A great joke for Y'all!! :)

alembic5

Golden Member
Nov 22, 2002
1,004
1
81
A young man named John received a parrot as a gift. The parrot had a bad attitude and an even worse vocabulary. Every word out of the bird's mouth was rude, obnoxious, and laced with profanity.

John tried and tried to change the bird's attitude by consistently saying only polite words, playing soft music and anything else he could think of to "clean up" the bird's vocabulary. Finally John was fed up and he yelled at the parrot.

The parrot yelled back.

John shook the parrot and the parrot got angrier and even more rude. In desperation, he threw up his hands, grabbed the bird and put him in the freezer.

For a few minutes the parrot squawked and kicked and screamed. Then suddenly there was total quiet. Not a peep was heard for over a minute. Fearing that he'd hurt the parrot, John quickly opened the door to the freezer.

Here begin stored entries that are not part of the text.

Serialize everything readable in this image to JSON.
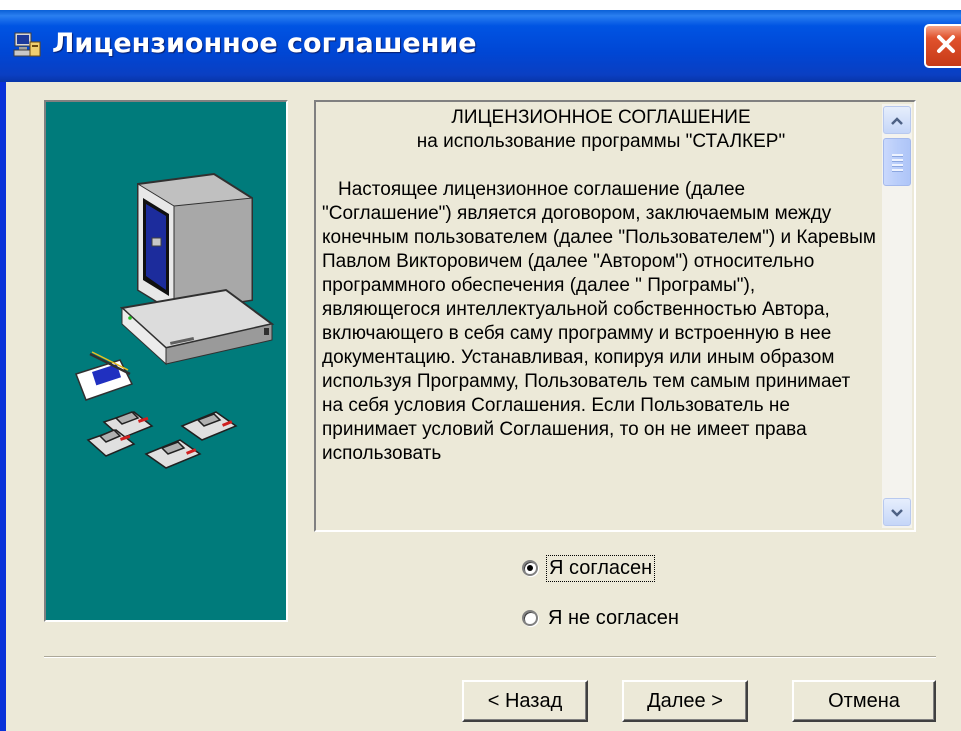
{
  "window": {
    "title": "Лицензионное соглашение",
    "colors": {
      "titlebar": "#0054e3",
      "client": "#ece9d8",
      "art_bg": "#007b7b",
      "close": "#e0522d"
    }
  },
  "license": {
    "heading": "ЛИЦЕНЗИОННОЕ СОГЛАШЕНИЕ",
    "subheading": "на использование программы \"СТАЛКЕР\"",
    "body": "Настоящее лицензионное соглашение (далее \"Соглашение\") является договором, заключаемым между конечным пользователем (далее \"Пользователем\") и Каревым Павлом Викторовичем (далее \"Автором\") относительно программного обеспечения (далее \" Програмы\"), являющегося интеллектуальной собственностью Автора, включающего в себя саму программу и встроенную в нее документацию. Устанавливая, копируя или иным образом используя Программу, Пользователь тем самым принимает на себя условия Соглашения. Если Пользователь не принимает условий Соглашения, то он не имеет права использовать"
  },
  "options": {
    "agree": {
      "label": "Я согласен",
      "checked": true
    },
    "disagree": {
      "label": "Я не согласен",
      "checked": false
    }
  },
  "buttons": {
    "back": "< Назад",
    "next": "Далее >",
    "cancel": "Отмена"
  },
  "icons": {
    "title": "installer-icon",
    "close": "close-icon",
    "scroll_up": "chevron-up-icon",
    "scroll_down": "chevron-down-icon"
  }
}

The parrot calmly stepped out onto John's outstretched arm and said, "I believe I may have offended you with my rude language and actions. I am sincerely remorseful for my inappropriate transgressions and I fully intend to do everything I can to correct my rude and unforgivable behavior."

John was stunned at the change in the bird's attitude. As he was about to ask the parrot what had made such a dramatic change in his behavior, the bird continued...................

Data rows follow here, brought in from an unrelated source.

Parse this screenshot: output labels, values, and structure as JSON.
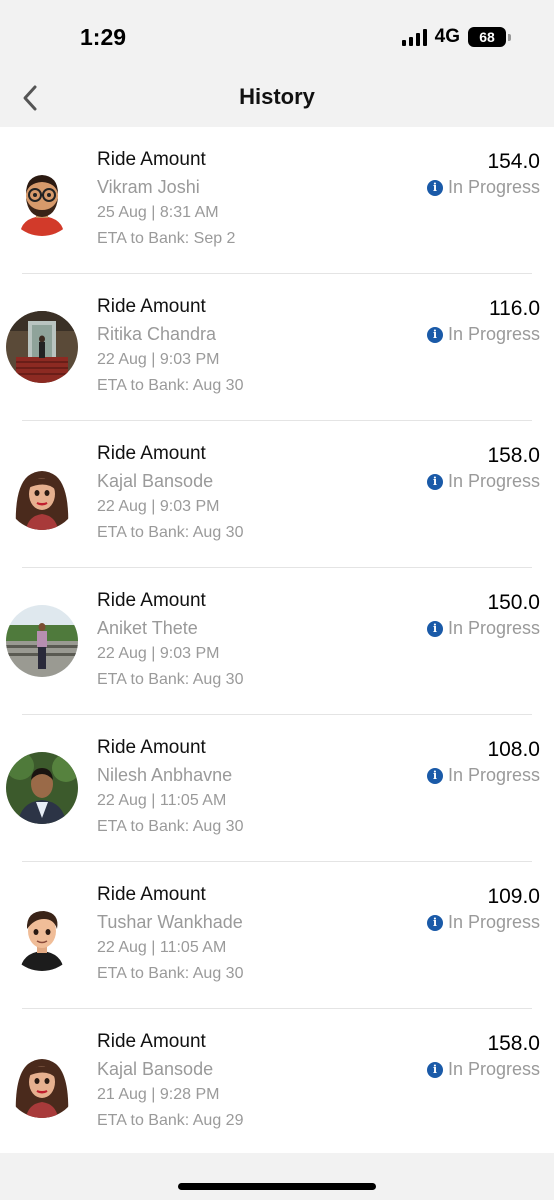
{
  "status_bar": {
    "time": "1:29",
    "network": "4G",
    "battery": "68"
  },
  "header": {
    "title": "History",
    "back_icon": "chevron-left-icon"
  },
  "colors": {
    "info_blue": "#1a5aa8",
    "muted_text": "#9a9a9a"
  },
  "history": [
    {
      "title": "Ride Amount",
      "name": "Vikram Joshi",
      "datetime": "25 Aug | 8:31 AM",
      "eta": "ETA to Bank: Sep 2",
      "amount": "154.0",
      "status": "In Progress",
      "avatar": "memoji-man-beard-glasses"
    },
    {
      "title": "Ride Amount",
      "name": "Ritika Chandra",
      "datetime": "22 Aug | 9:03 PM",
      "eta": "ETA to Bank: Aug 30",
      "amount": "116.0",
      "status": "In Progress",
      "avatar": "photo-doorway"
    },
    {
      "title": "Ride Amount",
      "name": "Kajal Bansode",
      "datetime": "22 Aug | 9:03 PM",
      "eta": "ETA to Bank: Aug 30",
      "amount": "158.0",
      "status": "In Progress",
      "avatar": "avatar-woman-red-lips"
    },
    {
      "title": "Ride Amount",
      "name": "Aniket Thete",
      "datetime": "22 Aug | 9:03 PM",
      "eta": "ETA to Bank: Aug 30",
      "amount": "150.0",
      "status": "In Progress",
      "avatar": "photo-man-park"
    },
    {
      "title": "Ride Amount",
      "name": "Nilesh Anbhavne",
      "datetime": "22 Aug | 11:05 AM",
      "eta": "ETA to Bank: Aug 30",
      "amount": "108.0",
      "status": "In Progress",
      "avatar": "photo-man-formal"
    },
    {
      "title": "Ride Amount",
      "name": "Tushar Wankhade",
      "datetime": "22 Aug | 11:05 AM",
      "eta": "ETA to Bank: Aug 30",
      "amount": "109.0",
      "status": "In Progress",
      "avatar": "avatar-man-cartoon"
    },
    {
      "title": "Ride Amount",
      "name": "Kajal Bansode",
      "datetime": "21 Aug | 9:28 PM",
      "eta": "ETA to Bank: Aug 29",
      "amount": "158.0",
      "status": "In Progress",
      "avatar": "avatar-woman-red-lips"
    }
  ]
}
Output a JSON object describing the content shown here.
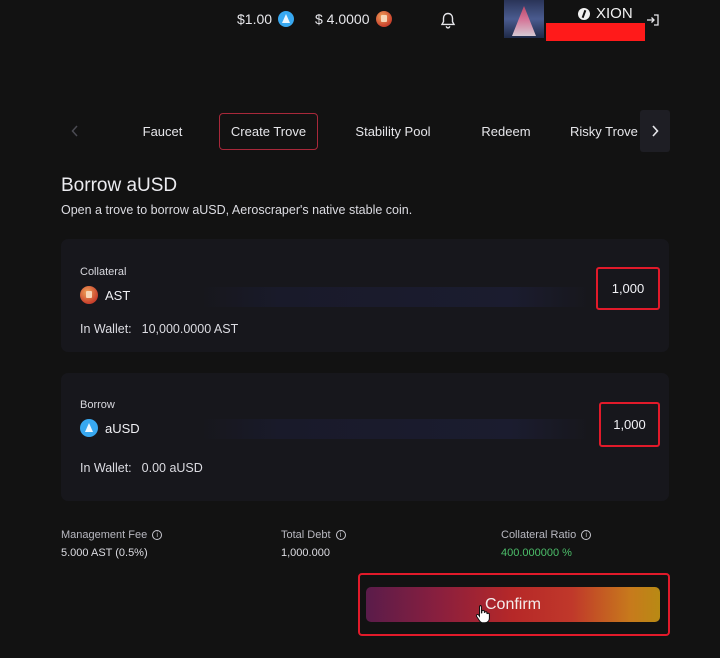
{
  "header": {
    "prices": [
      {
        "value": "$1.00",
        "icon": "ausd-coin-icon"
      },
      {
        "value": "$ 4.0000",
        "icon": "ast-coin-icon"
      }
    ],
    "chain": "XION"
  },
  "tabs": {
    "items": [
      {
        "label": "Faucet"
      },
      {
        "label": "Create Trove",
        "active": true
      },
      {
        "label": "Stability Pool"
      },
      {
        "label": "Redeem"
      },
      {
        "label": "Risky Trove"
      }
    ]
  },
  "page": {
    "title": "Borrow aUSD",
    "subtitle": "Open a trove to borrow aUSD, Aeroscraper's native stable coin."
  },
  "collateral": {
    "label": "Collateral",
    "asset": "AST",
    "amount": "1,000",
    "wallet_label": "In Wallet:",
    "wallet_value": "10,000.0000 AST"
  },
  "borrow": {
    "label": "Borrow",
    "asset": "aUSD",
    "amount": "1,000",
    "wallet_label": "In Wallet:",
    "wallet_value": "0.00 aUSD"
  },
  "stats": {
    "management_fee": {
      "label": "Management Fee",
      "value": "5.000 AST (0.5%)"
    },
    "total_debt": {
      "label": "Total Debt",
      "value": "1,000.000"
    },
    "collateral_ratio": {
      "label": "Collateral Ratio",
      "value": "400.000000 %"
    }
  },
  "confirm": {
    "label": "Confirm"
  },
  "colors": {
    "background": "#121212",
    "card": "#17171c",
    "accent_red": "#e11a2a",
    "positive": "#4cbf6a"
  }
}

"May I ask what the chicken did?"

 

dtmbb92

Senior member
May 4, 2003
297
0
0
Originally posted by: alembic5
A young man named John received a parrot as a gift. The parrot had a bad attitude and an even worse vocabulary. Every word out of the bird's mouth was rude, obnoxious, and laced with profanity.

John tried and tried to change the bird's attitude by consistently saying only polite words, playing soft music and anything else he could think of to "clean up" the bird's vocabulary. Finally John was fed up and he yelled at the parrot.

The parrot yelled back.

John shook the parrot and the parrot got angrier and even more rude. In desperation, he threw up his hands, grabbed the bird and put him in the freezer.

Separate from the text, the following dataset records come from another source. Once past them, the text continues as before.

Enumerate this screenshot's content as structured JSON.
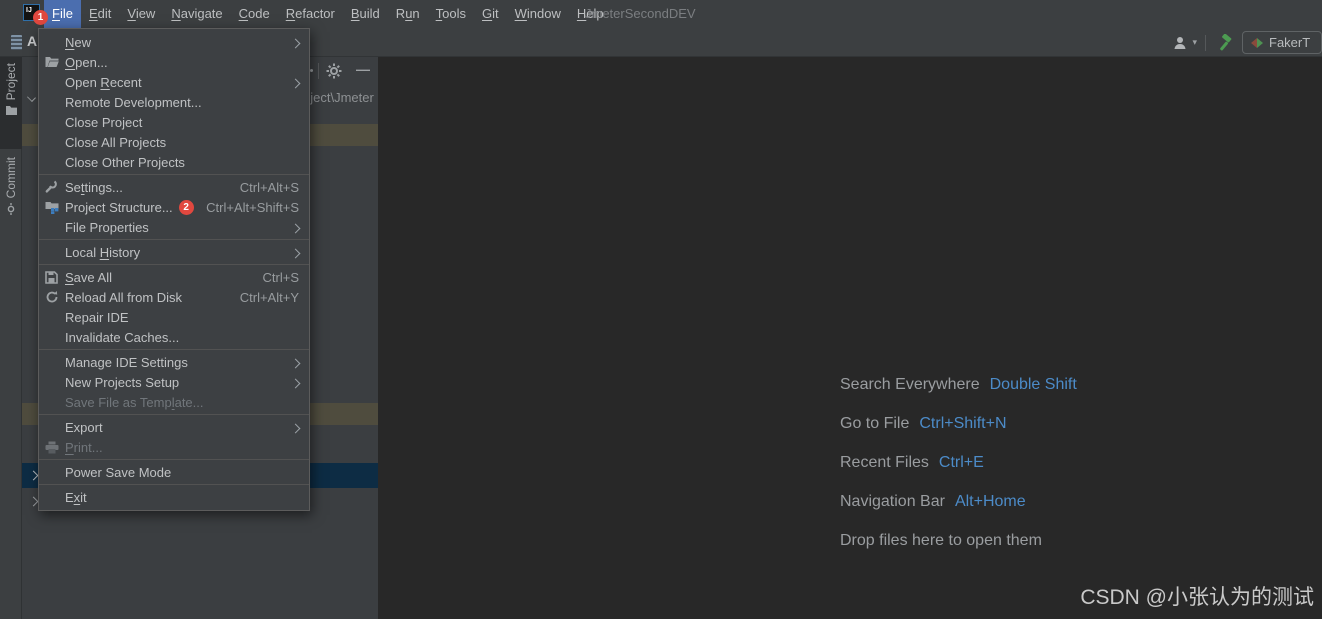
{
  "title_bar": {
    "logo_text": "IJ",
    "logo_badge": "1",
    "title": "JmeterSecondDEV",
    "menus": [
      {
        "label": "File",
        "m": 0
      },
      {
        "label": "Edit",
        "m": 0
      },
      {
        "label": "View",
        "m": 0
      },
      {
        "label": "Navigate",
        "m": 0
      },
      {
        "label": "Code",
        "m": 0
      },
      {
        "label": "Refactor",
        "m": 0
      },
      {
        "label": "Build",
        "m": 0
      },
      {
        "label": "Run",
        "m": 1
      },
      {
        "label": "Tools",
        "m": 0
      },
      {
        "label": "Git",
        "m": 0
      },
      {
        "label": "Window",
        "m": 0
      },
      {
        "label": "Help",
        "m": 0
      }
    ]
  },
  "toolbar": {
    "project_letter": "A",
    "run_widget_label": "FakerT",
    "minimize_glyph": "—"
  },
  "stripe_tabs": {
    "project": "Project",
    "commit": "Commit"
  },
  "project_panel": {
    "path_text": "oject\\Jmeter"
  },
  "file_menu": {
    "items": [
      {
        "label": "New",
        "m": 0,
        "submenu": true
      },
      {
        "label": "Open...",
        "m": 0,
        "icon": "folder-open-icon"
      },
      {
        "label": "Open Recent",
        "m": 5,
        "submenu": true
      },
      {
        "label": "Remote Development..."
      },
      {
        "label": "Close Project"
      },
      {
        "label": "Close All Projects"
      },
      {
        "label": "Close Other Projects"
      },
      {
        "label": "Settings...",
        "m": 2,
        "icon": "wrench-icon",
        "shortcut": "Ctrl+Alt+S"
      },
      {
        "label": "Project Structure...",
        "icon": "project-structure-icon",
        "badge": "2",
        "shortcut": "Ctrl+Alt+Shift+S"
      },
      {
        "label": "File Properties",
        "submenu": true
      },
      {
        "label": "Local History",
        "m": 6,
        "submenu": true
      },
      {
        "label": "Save All",
        "m": 0,
        "icon": "save-icon",
        "shortcut": "Ctrl+S"
      },
      {
        "label": "Reload All from Disk",
        "icon": "reload-icon",
        "shortcut": "Ctrl+Alt+Y"
      },
      {
        "label": "Repair IDE"
      },
      {
        "label": "Invalidate Caches..."
      },
      {
        "label": "Manage IDE Settings",
        "submenu": true
      },
      {
        "label": "New Projects Setup",
        "submenu": true
      },
      {
        "label": "Save File as Template...",
        "m": 17,
        "disabled": true
      },
      {
        "label": "Export",
        "submenu": true
      },
      {
        "label": "Print...",
        "m": 0,
        "icon": "printer-icon",
        "disabled": true
      },
      {
        "label": "Power Save Mode"
      },
      {
        "label": "Exit",
        "m": 1
      }
    ]
  },
  "editor": {
    "hints": [
      {
        "label": "Search Everywhere",
        "keys": "Double Shift"
      },
      {
        "label": "Go to File",
        "keys": "Ctrl+Shift+N"
      },
      {
        "label": "Recent Files",
        "keys": "Ctrl+E"
      },
      {
        "label": "Navigation Bar",
        "keys": "Alt+Home"
      }
    ],
    "drop_hint": "Drop files here to open them",
    "watermark": "CSDN @小张认为的测试"
  },
  "colors": {
    "panel_bg": "#3c3f41",
    "editor_bg": "#282828",
    "menu_selection_blue": "#4b6eaf",
    "hint_key_blue": "#4c8bc8",
    "badge_red": "#e1483f",
    "row_khaki": "#4f4c3e",
    "row_navy": "#0d2c44",
    "hammer_green": "#4c9b51"
  }
}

For a few minutes the parrot squawked and kicked and screamed. Then suddenly there was total quiet. Not a peep was heard for over a minute. Fearing that he'd hurt the parrot, John quickly opened the door to the freezer.

The parrot calmly stepped out onto John's outstretched arm and said, "I believe I may have offended you with my rude language and actions. I am sincerely remorseful for my inappropriate transgressions and I fully intend to do everything I can to correct my rude and unforgivable behavior."

John was stunned at the change in the bird's attitude. As he was about to ask the parrot what had made such a dramatic change in his behavior, the bird continued...................


"May I ask what the chicken did?"

rolleye.gif
BOOOOOOOOO
 

friedpie

Senior member
Oct 1, 2002
703
0
0
I like one liners better.

For instance, why do blondes stick their heads out of the car when going down the highway? To fill up!

 

silverpig

Lifer
Jul 29, 2001
27,703
12
81
Okay, here's yet another little johnny joke...

Little Johnny is in class and his teacher is doing a class activity where she picks a letter of the alphabet and a student and the student has to come up with a word beginning with that letter and then use that word in a sentence.

Teacher: Okay class, the first letter is s.

Hands go up, and sure enough, there's Little Johnny's hand waving around. Now, the teacher can think of a few bad words that begin with s so she doesn't pick Little Johnny.

Teacher: Okay Beth, you can go.

Beth: Sandwich. Today for lunch I had a sandwich.

Teacher: Very good Beth. Okay class, the next letter is c.

Again, hands go up, and again, there's Little Johnny's hand. He's gotten a bit more anxious and is waving his hand back and forth erratically. But again, the teacher can think of a few bad words that start with c so she picks someone else again.

Teacher: Okay Geoff, you can go.

Geoff: Cat. After school I'm going to play with my cat.

Teacher: Very good Geoff. Okay, the next letter is r.

Again, hands go up, and Little Johnny's hand is waving frantically. He's even calling out "pick me! pick me!" now. The teacher thinks for a second and can't really come up with any bad words that begin with r...

Teacher: Alright Johnny, you can go.

Johnny: Rats. Rats with huge fvcking c0cks!!!
 

zippy

Diamond Member
Nov 10, 1999
9,998
1
0
Hah, I liked that. :)

I'm going to tell that one to my grandfather - he's the funniest person I know and all of his humor is clean - it's pretty impressive.